UB-Mannheim / ocr-fileformat

Validate and transform various OCR file formats (hOCR, ALTO, PAGE, FineReader)
https://digi.bib.uni-mannheim.de/ocr-fileformat/
MIT License
178 stars 23 forks source link

Support conversion from and to Textract JSON #122

Open scottschreckengaust opened 4 years ago

scottschreckengaust commented 4 years ago

Textract has an output results format in JSON.

https://docs.aws.amazon.com/textract/latest/dg/textract-dg.pdf

Specifically, the three types of analysis, https://docs.aws.amazon.com/textract/latest/dg/how-it-works-analyzing.html for the categories:

  1. text,
  2. forms, and
  3. tables
stweil commented 1 year ago

Conversion from Textract to PAGE XML was now added with pull request #160.

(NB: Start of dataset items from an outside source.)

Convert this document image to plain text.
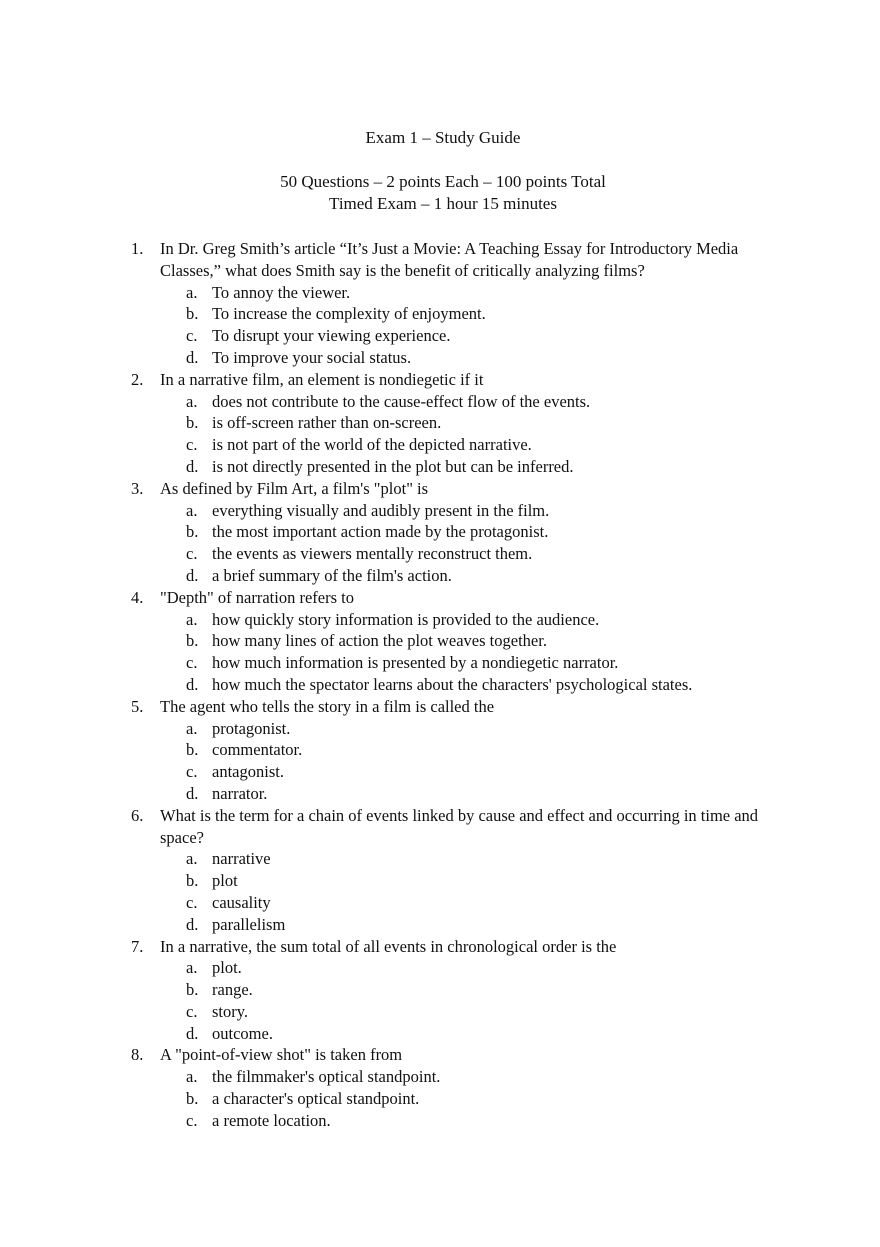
Exam 1 – Study Guide
50 Questions – 2 points Each – 100 points Total
Timed Exam – 1 hour 15 minutes
1. In Dr. Greg Smith’s article “It’s Just a Movie: A Teaching Essay for Introductory Media Classes,” what does Smith say is the benefit of critically analyzing films?
a. To annoy the viewer.
b. To increase the complexity of enjoyment.
c. To disrupt your viewing experience.
d. To improve your social status.
2. In a narrative film, an element is nondiegetic if it
a. does not contribute to the cause-effect flow of the events.
b. is off-screen rather than on-screen.
c. is not part of the world of the depicted narrative.
d. is not directly presented in the plot but can be inferred.
3. As defined by Film Art, a film's "plot" is
a. everything visually and audibly present in the film.
b. the most important action made by the protagonist.
c. the events as viewers mentally reconstruct them.
d. a brief summary of the film's action.
4. "Depth" of narration refers to
a. how quickly story information is provided to the audience.
b. how many lines of action the plot weaves together.
c. how much information is presented by a nondiegetic narrator.
d. how much the spectator learns about the characters' psychological states.
5. The agent who tells the story in a film is called the
a. protagonist.
b. commentator.
c. antagonist.
d. narrator.
6. What is the term for a chain of events linked by cause and effect and occurring in time and space?
a. narrative
b. plot
c. causality
d. parallelism
7. In a narrative, the sum total of all events in chronological order is the
a. plot.
b. range.
c. story.
d. outcome.
8. A "point-of-view shot" is taken from
a. the filmmaker's optical standpoint.
b. a character's optical standpoint.
c. a remote location.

bertsky commented 1 year ago

Alas, the new converter is still incomplete, so

  • forms, and
  • tables

do not work yet. See https://github.com/slub/textract2page/issues/2

bertsky commented 1 year ago

Update: tables work now, but the converter submodule needs to be updated here

kba commented 1 year ago

Update: tables work now, but the converter submodule needs to be updated here

I've updated the vendor submodules, including textract2page in https://github.com/UB-Mannheim/ocr-fileformat/pull/166. The tables branch is not yet merged to master though and I think there are files missing to properly run the tests.